Accueil  Nous écrire

Revue électronique de publications scientifiques sur l'Afrique

 


Navigation et outils


Langues et sciences en Afrique.
Lorsque les Global Studies et les Local Studies sapent les Etudes Africaines

Camille Roger Abolou, Université Alassane Ouattara de Bouaké, République de Côte d’Ivoire


Résumé : Les sciences en Afrique subsaharienne sont en général marquées par les langues coloniales. Elles dépeignent des savoirs disciplinaires et des praxis scientifiques dans les universités africaines. Les langues africaines, exclues massivement de la circularité des connaissances universelles, sapent la résignation scientifique de certains universitaires africanistes. Car, elles sont collées aux savoirs endogènes, aux ethnosciences. Cette position du problème, mettant en lumière les passeurs de sciences dans le contexte du multilinguisme, a été abordée par nombre d’auteurs linguistes, sociologues, philosophes, ethnologues, historiens, épistémologues, etc. Pour les uns, les langues africaines, jadis au cœur de la science moderne depuis les Egyptiens anciens, scellent leur capacité à forger les notions et concepts d’une pensée rationnelle. D’où la quantité et la diversité des ouvrages, articles et communications de traduction et de terminologie scientifique qui révèlent l’interculturalité, un espace en perpétuelles évolution et construction. Pour les autres, les langues africaines, insuffisamment décrites (environ 400 sur 2000 langues) et quasiment non écrites, ne peuvent véhiculer les connaissances modernes. Le recours aux langues occidentales s’avère nécessaire et impérieuse. Deux courants qui semblent saper durablement l’émergence d’une science-monde en Afrique, la formation de véritables communautés scientifiques, induire la mobilité des universitaires selon les effets négatifs et positifs, le transfert des savoirs disciplinaires ou la dépendance de la raison occidentale, etc., et instaurer une insécurité épistémologique criarde et visible dans les productions scientifiques. En relisant l’histoire des idées et des sciences, les passeurs de sciences sont avant et après tout des passeurs de langues par l’immigration et le développement des activités de traduction et de terminologie depuis le IIe siècle avant Jésus-Christ.

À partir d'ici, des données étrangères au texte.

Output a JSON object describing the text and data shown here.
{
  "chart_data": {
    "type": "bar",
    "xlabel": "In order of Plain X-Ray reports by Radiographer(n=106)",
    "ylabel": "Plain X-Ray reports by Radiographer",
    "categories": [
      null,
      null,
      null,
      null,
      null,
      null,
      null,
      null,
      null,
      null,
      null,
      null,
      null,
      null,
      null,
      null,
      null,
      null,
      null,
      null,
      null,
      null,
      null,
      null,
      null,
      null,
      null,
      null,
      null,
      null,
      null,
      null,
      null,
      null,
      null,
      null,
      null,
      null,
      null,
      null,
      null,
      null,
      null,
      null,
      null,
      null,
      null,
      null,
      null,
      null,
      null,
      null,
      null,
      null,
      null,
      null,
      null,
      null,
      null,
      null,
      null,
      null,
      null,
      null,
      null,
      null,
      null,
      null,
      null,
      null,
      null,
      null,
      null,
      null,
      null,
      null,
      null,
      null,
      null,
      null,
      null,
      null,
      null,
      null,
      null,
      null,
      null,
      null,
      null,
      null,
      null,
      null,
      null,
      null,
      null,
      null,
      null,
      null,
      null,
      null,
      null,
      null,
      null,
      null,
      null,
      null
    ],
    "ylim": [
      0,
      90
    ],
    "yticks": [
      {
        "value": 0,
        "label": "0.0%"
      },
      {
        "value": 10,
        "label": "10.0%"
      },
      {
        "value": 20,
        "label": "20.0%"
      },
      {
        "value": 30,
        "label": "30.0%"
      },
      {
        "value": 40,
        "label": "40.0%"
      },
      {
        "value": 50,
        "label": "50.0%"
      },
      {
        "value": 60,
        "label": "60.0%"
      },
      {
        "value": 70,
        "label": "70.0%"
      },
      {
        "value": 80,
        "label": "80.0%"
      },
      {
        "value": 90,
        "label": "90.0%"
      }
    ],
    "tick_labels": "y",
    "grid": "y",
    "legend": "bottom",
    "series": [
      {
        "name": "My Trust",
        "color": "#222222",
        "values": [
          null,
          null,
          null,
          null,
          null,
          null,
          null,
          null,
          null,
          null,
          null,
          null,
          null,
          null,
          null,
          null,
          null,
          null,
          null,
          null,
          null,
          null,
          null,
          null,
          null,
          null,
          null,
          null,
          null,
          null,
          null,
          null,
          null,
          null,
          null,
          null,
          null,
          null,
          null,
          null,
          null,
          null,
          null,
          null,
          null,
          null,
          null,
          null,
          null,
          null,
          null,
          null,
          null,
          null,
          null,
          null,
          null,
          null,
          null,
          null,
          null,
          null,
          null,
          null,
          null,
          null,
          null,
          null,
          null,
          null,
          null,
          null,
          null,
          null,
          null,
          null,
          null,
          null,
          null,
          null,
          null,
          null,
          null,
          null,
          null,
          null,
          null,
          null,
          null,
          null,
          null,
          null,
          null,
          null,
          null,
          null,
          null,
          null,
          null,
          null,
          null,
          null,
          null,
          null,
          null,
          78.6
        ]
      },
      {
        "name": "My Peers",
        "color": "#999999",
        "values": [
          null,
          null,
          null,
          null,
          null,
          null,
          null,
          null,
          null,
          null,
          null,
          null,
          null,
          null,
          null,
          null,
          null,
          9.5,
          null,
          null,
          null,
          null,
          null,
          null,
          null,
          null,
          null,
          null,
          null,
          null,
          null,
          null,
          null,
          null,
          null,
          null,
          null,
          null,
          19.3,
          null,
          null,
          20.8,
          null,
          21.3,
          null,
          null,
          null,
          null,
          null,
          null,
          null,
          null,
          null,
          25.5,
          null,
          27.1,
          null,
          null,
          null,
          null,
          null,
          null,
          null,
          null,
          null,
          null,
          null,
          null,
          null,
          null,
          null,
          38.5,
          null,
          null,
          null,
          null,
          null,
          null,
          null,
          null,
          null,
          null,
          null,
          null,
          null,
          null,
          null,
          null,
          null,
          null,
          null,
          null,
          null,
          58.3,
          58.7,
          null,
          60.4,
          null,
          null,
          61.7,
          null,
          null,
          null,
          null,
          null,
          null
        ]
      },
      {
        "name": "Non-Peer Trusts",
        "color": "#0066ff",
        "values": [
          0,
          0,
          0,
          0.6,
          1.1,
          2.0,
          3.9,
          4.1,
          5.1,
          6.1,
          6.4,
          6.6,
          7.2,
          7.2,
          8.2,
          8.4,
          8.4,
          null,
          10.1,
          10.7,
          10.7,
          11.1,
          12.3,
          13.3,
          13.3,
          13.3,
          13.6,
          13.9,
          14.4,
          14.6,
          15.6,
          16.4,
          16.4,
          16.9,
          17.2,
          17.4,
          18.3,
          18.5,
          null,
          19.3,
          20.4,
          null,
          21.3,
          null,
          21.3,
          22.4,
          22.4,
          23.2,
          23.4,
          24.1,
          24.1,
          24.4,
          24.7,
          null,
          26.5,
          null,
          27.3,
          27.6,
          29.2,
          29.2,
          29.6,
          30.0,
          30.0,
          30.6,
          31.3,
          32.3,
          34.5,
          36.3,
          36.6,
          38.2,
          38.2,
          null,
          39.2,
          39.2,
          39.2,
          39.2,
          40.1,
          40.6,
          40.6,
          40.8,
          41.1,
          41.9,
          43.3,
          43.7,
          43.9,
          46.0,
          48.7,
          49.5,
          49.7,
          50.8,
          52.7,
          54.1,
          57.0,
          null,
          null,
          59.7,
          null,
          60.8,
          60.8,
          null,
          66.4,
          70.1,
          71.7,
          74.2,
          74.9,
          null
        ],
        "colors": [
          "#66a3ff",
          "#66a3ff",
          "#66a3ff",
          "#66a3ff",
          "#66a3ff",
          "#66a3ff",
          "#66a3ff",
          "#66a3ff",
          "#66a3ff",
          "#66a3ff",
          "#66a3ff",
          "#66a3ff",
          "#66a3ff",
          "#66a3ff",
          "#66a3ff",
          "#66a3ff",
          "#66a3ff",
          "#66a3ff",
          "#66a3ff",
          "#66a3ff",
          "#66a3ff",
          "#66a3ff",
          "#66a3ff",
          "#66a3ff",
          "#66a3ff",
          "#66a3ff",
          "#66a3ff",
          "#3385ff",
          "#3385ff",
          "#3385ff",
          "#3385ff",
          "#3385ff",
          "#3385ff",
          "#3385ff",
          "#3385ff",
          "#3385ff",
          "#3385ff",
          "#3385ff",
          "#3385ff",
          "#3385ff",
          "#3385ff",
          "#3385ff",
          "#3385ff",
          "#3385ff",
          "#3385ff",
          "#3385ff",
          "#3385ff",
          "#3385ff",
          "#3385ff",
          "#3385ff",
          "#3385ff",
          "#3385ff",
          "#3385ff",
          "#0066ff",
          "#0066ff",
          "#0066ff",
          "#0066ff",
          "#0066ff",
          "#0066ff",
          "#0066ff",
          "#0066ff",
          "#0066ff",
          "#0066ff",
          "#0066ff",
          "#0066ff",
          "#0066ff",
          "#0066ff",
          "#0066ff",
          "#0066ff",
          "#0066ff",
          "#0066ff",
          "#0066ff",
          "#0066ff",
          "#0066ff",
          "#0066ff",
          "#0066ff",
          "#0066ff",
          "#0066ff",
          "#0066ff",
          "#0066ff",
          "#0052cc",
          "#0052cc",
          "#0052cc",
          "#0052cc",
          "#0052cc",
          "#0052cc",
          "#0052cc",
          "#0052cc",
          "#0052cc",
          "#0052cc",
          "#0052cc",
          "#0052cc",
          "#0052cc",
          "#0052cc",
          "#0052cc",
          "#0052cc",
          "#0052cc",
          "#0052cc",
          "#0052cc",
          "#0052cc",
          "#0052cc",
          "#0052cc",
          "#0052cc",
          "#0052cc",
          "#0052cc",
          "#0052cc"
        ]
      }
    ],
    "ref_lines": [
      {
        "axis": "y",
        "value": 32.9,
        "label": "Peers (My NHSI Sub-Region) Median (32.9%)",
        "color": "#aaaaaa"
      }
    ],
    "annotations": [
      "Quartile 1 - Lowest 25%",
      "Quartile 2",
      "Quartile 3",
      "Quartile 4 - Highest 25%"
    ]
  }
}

Activités qui ont forgé une géographie de la raison que Condillac (1981) évoque comme un deus extrema allant des langues analogiques (langues africaines) aux langues digitales ou de calcul (langues occidentales).

Mots clés : Afrique, Epistémologie, Multilinguisme, Science, Transfert.

Lire le texte...


Version PDF Enregistrer au format PDF | Version imprimable de cet article Version imprimable de cet artcile

 

...penser l'Afrique        la penser ensemble...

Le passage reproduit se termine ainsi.